Bit-Level preservation is far from a solved problem. While we know roughly what transformations and processes can be used to mitigate risk from major threats, there is a considerable (and largely applied) research to be done to determine optimal/cost-effective levels and strategies for replication, diversification, compression, auditing; and to develop better (more reliable & valid) measures of risk.
The talk summarized the major risk factors and mitigation strategies, and noted some inter-relationships:
You may also be interested in other presentations from the conference. Bill LeFurgy has an informative blog post with highlights.
David Weinberger’s talk was particularly provocative, drawing on themes from his recent book Too Big to Know. He claims, essentially, that the increase in data, and even more, the networking of information and people, changes the nature of knowledge itself. Knowledge has constituted a series of stopping points (authoritative source, authoritative texts); a corresponding set of institutions and practices to “filter out” bad information; and a physical representation constrained by the form, length, and relative unalterability of printed books. Now, Weinberger claims knowledge is increasing a profess of filtering forward — of provide summaries and links to a much larger and more dynamic knowledge base. This redefines knowledge, changes the role of institutions (which cannot hope to contain all knowledge in an area), and implies that (a) filters are content; (b) we are forced into awareness of the contingent and limited nature of filters — there is always bad information and contradictory information available. Changes in knowledge also changes the nature of expertise and science — both becoming less hierarchical, more diverse, more linked.

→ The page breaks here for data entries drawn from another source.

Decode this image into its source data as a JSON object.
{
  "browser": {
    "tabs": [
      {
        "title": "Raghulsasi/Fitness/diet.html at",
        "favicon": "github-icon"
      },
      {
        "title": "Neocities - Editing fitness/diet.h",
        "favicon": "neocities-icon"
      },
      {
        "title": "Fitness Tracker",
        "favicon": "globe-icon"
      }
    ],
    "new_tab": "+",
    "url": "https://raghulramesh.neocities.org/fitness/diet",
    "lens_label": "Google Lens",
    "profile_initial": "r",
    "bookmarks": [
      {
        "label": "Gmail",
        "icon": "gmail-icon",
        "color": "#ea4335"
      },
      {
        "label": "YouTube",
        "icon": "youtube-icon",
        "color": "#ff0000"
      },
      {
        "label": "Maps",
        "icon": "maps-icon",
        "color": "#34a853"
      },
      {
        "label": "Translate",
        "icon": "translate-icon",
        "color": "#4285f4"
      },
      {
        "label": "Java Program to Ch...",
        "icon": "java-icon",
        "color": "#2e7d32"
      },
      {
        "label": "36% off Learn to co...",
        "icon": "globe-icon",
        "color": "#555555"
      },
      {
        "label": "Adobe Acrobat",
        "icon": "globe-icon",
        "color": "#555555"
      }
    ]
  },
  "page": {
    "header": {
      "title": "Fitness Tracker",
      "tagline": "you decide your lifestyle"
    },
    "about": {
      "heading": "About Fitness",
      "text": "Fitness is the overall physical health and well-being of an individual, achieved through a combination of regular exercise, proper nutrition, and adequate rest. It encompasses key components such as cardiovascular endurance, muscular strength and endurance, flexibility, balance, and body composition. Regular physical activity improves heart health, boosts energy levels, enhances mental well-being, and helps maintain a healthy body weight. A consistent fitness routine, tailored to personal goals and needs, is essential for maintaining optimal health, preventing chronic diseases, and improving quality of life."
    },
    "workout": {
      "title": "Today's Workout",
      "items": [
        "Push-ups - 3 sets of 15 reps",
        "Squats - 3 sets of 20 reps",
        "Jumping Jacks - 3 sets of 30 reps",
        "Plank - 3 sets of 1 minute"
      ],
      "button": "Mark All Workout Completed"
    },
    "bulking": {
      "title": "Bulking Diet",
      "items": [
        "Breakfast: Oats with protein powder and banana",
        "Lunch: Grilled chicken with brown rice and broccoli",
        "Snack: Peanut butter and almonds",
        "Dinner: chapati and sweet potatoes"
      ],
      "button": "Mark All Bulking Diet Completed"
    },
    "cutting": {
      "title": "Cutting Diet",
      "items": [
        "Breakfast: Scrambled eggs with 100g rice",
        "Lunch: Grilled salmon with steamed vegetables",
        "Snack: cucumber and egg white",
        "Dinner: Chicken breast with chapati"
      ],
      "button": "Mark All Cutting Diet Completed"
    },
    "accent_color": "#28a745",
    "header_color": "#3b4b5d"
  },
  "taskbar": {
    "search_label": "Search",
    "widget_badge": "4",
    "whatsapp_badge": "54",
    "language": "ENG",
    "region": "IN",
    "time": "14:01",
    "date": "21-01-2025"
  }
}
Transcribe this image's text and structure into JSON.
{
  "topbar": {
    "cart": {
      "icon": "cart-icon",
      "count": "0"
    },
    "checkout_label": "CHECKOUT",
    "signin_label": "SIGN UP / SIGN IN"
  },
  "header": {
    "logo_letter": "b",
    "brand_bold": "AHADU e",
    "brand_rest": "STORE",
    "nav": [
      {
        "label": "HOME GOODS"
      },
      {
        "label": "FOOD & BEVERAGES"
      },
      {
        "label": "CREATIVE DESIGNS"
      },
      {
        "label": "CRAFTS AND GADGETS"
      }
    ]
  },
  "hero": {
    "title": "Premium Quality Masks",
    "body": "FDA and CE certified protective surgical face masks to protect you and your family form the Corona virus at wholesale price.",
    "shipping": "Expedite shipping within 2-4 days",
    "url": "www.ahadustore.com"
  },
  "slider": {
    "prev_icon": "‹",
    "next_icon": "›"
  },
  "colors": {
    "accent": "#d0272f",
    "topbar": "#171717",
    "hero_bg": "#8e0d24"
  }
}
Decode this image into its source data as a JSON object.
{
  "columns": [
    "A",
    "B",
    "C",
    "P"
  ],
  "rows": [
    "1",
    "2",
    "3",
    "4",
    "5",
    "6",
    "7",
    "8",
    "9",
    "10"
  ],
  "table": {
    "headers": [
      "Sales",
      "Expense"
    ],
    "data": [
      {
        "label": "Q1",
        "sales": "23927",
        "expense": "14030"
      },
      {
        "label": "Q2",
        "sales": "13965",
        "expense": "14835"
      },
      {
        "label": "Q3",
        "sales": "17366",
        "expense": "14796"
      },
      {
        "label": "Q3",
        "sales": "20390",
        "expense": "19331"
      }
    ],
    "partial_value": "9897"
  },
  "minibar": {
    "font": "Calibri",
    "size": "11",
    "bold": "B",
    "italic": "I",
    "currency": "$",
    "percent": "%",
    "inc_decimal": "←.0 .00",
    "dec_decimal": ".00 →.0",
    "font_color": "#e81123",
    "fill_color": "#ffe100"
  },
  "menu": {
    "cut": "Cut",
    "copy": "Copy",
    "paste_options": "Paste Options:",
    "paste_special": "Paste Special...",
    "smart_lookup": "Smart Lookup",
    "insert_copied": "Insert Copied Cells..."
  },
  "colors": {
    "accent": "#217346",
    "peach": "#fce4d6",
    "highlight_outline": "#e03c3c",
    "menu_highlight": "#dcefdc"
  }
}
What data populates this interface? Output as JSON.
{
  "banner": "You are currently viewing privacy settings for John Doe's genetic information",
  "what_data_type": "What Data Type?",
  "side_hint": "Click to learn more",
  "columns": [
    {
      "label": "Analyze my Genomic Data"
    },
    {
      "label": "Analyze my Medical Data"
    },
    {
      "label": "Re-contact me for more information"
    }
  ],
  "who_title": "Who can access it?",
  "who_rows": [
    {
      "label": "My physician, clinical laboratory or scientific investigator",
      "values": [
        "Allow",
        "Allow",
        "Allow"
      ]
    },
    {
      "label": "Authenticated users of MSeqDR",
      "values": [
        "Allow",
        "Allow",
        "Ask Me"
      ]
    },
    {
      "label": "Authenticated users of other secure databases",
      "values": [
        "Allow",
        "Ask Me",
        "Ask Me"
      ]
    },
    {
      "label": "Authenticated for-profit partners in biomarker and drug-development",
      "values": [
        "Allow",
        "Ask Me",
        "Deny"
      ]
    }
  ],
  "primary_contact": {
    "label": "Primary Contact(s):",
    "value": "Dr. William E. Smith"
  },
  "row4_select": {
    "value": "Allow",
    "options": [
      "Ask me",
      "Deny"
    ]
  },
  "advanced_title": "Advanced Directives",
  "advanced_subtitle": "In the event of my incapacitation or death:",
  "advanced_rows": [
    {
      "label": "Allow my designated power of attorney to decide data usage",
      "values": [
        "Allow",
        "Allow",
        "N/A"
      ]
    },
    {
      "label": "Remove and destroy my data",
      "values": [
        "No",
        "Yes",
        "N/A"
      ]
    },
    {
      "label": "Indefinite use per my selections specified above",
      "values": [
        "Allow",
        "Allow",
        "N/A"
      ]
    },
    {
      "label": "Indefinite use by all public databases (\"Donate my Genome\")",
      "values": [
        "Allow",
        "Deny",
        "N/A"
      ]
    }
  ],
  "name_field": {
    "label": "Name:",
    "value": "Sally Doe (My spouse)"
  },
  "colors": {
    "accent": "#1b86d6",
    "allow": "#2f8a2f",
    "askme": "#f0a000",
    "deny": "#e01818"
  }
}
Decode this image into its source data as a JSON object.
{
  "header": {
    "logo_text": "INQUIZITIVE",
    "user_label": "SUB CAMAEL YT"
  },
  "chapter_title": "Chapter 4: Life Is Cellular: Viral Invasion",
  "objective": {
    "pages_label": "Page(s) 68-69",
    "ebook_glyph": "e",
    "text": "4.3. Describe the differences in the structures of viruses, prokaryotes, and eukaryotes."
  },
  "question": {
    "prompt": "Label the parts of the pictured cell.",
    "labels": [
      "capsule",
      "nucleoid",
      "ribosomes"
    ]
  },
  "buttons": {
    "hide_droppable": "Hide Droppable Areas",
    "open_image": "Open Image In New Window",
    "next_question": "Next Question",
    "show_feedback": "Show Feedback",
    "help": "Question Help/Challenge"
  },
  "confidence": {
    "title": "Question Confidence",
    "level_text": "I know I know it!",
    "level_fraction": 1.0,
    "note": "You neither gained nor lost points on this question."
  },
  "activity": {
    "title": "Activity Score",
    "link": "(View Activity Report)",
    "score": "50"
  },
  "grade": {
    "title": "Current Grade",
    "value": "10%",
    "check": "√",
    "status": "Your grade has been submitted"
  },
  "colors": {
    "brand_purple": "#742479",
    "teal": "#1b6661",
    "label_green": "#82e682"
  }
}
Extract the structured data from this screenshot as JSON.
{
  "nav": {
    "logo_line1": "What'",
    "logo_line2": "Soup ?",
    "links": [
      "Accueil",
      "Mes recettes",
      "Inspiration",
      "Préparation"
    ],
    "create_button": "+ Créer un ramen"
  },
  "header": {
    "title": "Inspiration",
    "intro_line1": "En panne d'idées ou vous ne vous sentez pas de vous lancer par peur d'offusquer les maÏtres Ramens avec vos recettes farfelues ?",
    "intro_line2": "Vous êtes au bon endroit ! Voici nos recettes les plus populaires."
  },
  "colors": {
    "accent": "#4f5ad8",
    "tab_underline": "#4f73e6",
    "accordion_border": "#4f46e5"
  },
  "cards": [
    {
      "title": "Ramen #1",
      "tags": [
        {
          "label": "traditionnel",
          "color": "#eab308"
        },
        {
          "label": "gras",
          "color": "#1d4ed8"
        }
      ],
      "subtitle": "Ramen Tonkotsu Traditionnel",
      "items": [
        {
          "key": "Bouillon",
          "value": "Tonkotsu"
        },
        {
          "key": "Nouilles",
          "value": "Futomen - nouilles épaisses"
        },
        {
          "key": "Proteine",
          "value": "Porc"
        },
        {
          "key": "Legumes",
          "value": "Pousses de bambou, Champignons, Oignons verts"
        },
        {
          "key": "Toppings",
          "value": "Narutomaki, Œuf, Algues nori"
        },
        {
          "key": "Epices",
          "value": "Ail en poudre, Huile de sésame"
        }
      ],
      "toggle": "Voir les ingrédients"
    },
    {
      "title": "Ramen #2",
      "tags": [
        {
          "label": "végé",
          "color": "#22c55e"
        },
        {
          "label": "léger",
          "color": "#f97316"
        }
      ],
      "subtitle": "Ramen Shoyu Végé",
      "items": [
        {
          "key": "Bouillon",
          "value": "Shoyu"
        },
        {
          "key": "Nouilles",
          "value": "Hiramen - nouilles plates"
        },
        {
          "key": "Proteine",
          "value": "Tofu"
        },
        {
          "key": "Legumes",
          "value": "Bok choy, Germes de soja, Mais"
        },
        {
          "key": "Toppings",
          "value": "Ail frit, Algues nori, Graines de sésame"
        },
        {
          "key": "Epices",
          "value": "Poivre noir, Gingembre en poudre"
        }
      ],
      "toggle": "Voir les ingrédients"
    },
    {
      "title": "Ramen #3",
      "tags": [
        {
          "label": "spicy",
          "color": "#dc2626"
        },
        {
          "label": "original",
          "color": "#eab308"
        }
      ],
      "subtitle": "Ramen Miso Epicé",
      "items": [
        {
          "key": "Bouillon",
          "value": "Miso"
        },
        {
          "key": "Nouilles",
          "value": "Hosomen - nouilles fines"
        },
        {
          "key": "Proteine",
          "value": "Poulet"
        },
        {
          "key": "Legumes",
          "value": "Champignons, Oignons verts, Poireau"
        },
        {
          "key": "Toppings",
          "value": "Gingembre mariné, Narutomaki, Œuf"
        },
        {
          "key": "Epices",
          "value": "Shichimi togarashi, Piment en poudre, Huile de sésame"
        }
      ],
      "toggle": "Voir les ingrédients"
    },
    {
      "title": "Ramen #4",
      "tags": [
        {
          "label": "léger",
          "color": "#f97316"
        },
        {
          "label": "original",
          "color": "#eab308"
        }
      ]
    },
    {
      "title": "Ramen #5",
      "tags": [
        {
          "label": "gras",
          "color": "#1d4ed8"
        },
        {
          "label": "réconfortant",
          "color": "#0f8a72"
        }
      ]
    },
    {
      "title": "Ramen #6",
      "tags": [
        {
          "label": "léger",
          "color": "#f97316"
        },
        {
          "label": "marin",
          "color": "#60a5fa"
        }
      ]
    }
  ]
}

If Weinberger is right, and I suspect he is (in large part), there are undiscussed implications for digital preservation. First, our estimates of the expected value of long-term access should be going up if the overall value of knowledge is increased by the total context of knowledge available. Second, we need to go beyond preserving individual information objects, or even “complete” collections — value resides in the network as a whole, and in the filters being used. Maintaining our cultural heritage and scientific evidence base requires enabling historic access to this dynamic network of informations.